KathyCallahan | Feb 03, 2011, 10:59 PM EST
a veritible train wreck that has led to a massive catastrophe and long term suffering for everyone but the reckless insider orchestrators of a steady series of unchecked bad $ deals. Keep on distilling Michael Lewis's insights and analysis Niall!
jacersagain | Feb 03, 2011, 07:44 PM EST
@kateomprint at 03.23PM – you say “... Ok, so he (Martin) looks a bit better looking than Cowen”. Have you seen Mr Martin’s sister? Fu-whoaargh! She should be my country’s next Taoiseach, far better able to melt any heart and win everybody over, including destructors of all the world’s economies.
olovely | Feb 03, 2011, 05:33 PM EST
Ireland was a society that, as long as you were comfortable enough yourself, didn't really care who was driving or where the road was taking us. For decades we let nepotism and graft rule our politics and our society. People got promoted based on who they were, not what they could do. The rest were driven out from lack of opportunity. We're paying for it now.
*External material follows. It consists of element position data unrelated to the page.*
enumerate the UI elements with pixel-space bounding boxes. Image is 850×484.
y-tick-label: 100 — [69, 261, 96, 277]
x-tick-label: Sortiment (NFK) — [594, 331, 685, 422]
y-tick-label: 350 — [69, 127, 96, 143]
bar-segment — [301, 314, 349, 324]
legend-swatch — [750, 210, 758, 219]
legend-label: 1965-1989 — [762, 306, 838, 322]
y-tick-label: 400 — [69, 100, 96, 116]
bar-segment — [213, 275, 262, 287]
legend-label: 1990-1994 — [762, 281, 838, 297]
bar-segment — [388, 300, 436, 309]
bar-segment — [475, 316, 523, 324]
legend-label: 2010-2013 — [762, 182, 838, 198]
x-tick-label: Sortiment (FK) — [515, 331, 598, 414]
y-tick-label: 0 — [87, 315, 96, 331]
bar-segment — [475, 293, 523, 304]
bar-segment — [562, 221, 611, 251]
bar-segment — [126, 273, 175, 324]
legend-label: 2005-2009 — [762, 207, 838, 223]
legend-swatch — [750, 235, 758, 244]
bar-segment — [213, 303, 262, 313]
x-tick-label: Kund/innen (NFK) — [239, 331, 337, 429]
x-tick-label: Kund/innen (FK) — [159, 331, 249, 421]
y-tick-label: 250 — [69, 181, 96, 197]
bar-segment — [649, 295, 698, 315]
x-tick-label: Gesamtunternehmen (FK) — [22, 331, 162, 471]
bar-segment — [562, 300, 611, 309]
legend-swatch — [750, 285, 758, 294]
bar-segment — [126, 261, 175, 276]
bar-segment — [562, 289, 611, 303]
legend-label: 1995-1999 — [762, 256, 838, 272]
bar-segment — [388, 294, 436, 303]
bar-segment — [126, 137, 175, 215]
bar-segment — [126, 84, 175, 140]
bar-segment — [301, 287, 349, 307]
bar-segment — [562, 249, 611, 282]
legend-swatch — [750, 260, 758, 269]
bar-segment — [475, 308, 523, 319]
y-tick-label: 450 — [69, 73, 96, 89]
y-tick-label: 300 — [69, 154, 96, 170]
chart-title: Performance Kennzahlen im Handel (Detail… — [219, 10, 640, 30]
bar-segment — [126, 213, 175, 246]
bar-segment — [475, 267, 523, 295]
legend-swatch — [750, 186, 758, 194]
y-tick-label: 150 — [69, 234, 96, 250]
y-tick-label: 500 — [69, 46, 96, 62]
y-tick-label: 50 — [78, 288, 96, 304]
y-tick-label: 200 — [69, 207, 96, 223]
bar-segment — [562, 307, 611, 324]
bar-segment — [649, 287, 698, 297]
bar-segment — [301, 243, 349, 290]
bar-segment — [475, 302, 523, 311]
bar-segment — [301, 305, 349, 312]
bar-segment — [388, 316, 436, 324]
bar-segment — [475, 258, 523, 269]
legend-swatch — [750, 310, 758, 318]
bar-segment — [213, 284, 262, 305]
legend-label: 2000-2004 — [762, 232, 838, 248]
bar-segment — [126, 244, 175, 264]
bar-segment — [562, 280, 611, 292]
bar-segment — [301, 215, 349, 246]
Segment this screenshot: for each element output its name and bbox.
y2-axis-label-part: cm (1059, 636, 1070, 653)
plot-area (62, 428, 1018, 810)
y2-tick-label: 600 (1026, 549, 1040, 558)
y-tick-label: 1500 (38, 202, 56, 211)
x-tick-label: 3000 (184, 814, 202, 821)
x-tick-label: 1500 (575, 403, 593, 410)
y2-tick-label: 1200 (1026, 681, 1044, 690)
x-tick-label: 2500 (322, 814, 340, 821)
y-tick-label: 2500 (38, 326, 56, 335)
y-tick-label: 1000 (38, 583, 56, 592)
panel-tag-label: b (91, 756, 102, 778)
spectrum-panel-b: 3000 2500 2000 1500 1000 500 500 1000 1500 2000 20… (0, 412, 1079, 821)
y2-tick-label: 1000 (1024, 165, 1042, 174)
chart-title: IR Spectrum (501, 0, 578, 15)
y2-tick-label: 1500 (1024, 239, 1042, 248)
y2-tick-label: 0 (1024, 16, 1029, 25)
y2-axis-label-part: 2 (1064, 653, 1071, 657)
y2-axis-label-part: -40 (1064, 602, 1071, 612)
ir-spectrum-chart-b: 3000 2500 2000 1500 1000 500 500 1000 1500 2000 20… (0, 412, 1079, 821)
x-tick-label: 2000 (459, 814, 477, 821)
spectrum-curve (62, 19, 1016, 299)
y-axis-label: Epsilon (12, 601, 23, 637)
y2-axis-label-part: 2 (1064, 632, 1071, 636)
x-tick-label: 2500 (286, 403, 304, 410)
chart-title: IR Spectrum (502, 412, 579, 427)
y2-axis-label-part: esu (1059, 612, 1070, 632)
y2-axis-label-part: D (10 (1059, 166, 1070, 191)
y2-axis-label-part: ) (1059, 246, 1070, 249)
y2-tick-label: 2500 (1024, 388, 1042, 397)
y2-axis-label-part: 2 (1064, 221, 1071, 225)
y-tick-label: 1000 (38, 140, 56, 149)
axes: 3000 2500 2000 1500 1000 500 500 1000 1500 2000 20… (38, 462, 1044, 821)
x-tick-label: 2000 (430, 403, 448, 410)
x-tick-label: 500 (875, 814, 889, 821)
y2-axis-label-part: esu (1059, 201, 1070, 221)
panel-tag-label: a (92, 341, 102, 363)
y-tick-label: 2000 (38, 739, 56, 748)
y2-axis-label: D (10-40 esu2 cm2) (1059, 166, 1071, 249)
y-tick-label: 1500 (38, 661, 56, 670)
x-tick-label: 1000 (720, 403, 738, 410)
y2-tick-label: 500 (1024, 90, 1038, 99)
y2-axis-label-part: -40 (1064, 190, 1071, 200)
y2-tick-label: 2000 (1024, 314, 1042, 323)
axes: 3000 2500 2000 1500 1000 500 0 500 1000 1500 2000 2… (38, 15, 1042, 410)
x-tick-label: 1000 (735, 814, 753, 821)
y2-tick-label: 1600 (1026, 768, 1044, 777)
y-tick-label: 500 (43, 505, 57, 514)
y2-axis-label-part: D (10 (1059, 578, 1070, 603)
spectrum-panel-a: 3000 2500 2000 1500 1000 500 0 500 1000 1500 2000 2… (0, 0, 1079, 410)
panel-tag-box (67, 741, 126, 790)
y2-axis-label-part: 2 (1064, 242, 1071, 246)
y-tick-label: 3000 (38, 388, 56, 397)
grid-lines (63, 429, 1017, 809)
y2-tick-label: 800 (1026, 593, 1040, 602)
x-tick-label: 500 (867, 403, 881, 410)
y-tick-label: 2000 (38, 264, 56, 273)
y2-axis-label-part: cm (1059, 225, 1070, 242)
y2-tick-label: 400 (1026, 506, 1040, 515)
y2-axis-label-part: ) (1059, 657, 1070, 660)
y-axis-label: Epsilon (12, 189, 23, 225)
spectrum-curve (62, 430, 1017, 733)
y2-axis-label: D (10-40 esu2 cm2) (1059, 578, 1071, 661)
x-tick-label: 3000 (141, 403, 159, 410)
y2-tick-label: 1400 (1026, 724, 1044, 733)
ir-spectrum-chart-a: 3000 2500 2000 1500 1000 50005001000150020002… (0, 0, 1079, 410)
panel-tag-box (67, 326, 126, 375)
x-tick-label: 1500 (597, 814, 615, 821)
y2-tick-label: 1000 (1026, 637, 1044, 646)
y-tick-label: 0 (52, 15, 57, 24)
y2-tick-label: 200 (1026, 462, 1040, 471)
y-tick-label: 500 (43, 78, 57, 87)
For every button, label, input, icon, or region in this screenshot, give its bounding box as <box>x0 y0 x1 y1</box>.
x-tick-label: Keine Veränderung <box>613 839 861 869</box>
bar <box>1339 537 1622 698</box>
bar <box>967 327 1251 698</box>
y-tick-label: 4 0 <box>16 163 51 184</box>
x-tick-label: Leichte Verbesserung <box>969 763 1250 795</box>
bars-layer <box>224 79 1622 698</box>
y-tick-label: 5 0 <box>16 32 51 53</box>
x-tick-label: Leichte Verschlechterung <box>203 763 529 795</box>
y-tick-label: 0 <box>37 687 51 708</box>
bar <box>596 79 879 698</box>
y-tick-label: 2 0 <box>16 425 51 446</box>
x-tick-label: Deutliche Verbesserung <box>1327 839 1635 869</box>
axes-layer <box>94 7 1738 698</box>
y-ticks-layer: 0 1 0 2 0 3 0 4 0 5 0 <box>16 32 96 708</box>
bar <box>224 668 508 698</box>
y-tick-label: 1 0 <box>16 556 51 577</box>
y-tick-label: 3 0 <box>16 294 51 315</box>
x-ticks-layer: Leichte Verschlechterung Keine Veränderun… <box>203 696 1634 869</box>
kateomprint | Feb 03, 2011, 03:24 PM EST
Micheal Lewis wrote complete crap
kateomprint | Feb 03, 2011, 03:23 PM EST
Brian Lenihan is an idiot who went to Europe and made the worst possible deal. Now when the other side says they might be able to do something about it all FF can do is say NO it can't be done. What are they afraid of? Is it that it might be made a better deal. Somebody has to fix it because we won't be able to afford to pay this. Micheal Martin is doing nothing only badmouthing the other side (ok so he looks a bit better than Cowen). He is the guy who sat at the table for 13 years and agreed with these decisions and suddenly now he is the Saviour of the Country and his party. The Banks here are putting people out of their houses and still expecting them to pay to keep them afloat it beggars belief
Irish9958 | Feb 03, 2011, 03:04 PM EST
Economic Treason is what I think!!!!
franner | Feb 03, 2011, 10:56 AM EST
I feel ill after reading this ....
eiriamach | Feb 03, 2011, 09:31 AM EST
This article is certainly an argument in favor of close government regulation of financial institutions. But even then, Lewis paints a scary picture of the arrogance of financiers who, in their self-delusion, believed they had the power to make great profit from paper--American style credit-default swaps and fully "collateralized" finance shares. There's no regulating human psychology, so let's hope the bankers can face facts and learn from the recent history of their own profession.
McNamara31 | Feb 03, 2011, 08:54 AM EST
Just like the American crash in 2008 the true facts are only transparent in the after math when all the financial power brokers have sealed our fate. The Goldman Sachs and Merrill Lynch's of the world have speculated away the security of generations to come. What also is very troubling is their speculating in the worldwide food and oil markets. You have to regulate the financial sector or be willing to pick up their tab every time. Many of those who work in finance have huge appetites for greed and no stomach losses and that's the mentality operating worldwide today.
LoyalCitizen | Feb 03, 2011, 07:47 AM EST
Ireland never had a Celtic Tiger. We did have some of the dumbest unskilled people in history let loose with too much easy money to waste on pathetic ideas. Worst case being journalists who have no evidence to prove that the Celtic Tiger ever existed and they misled the Irish People on behalf of corrupt bankers and politicians.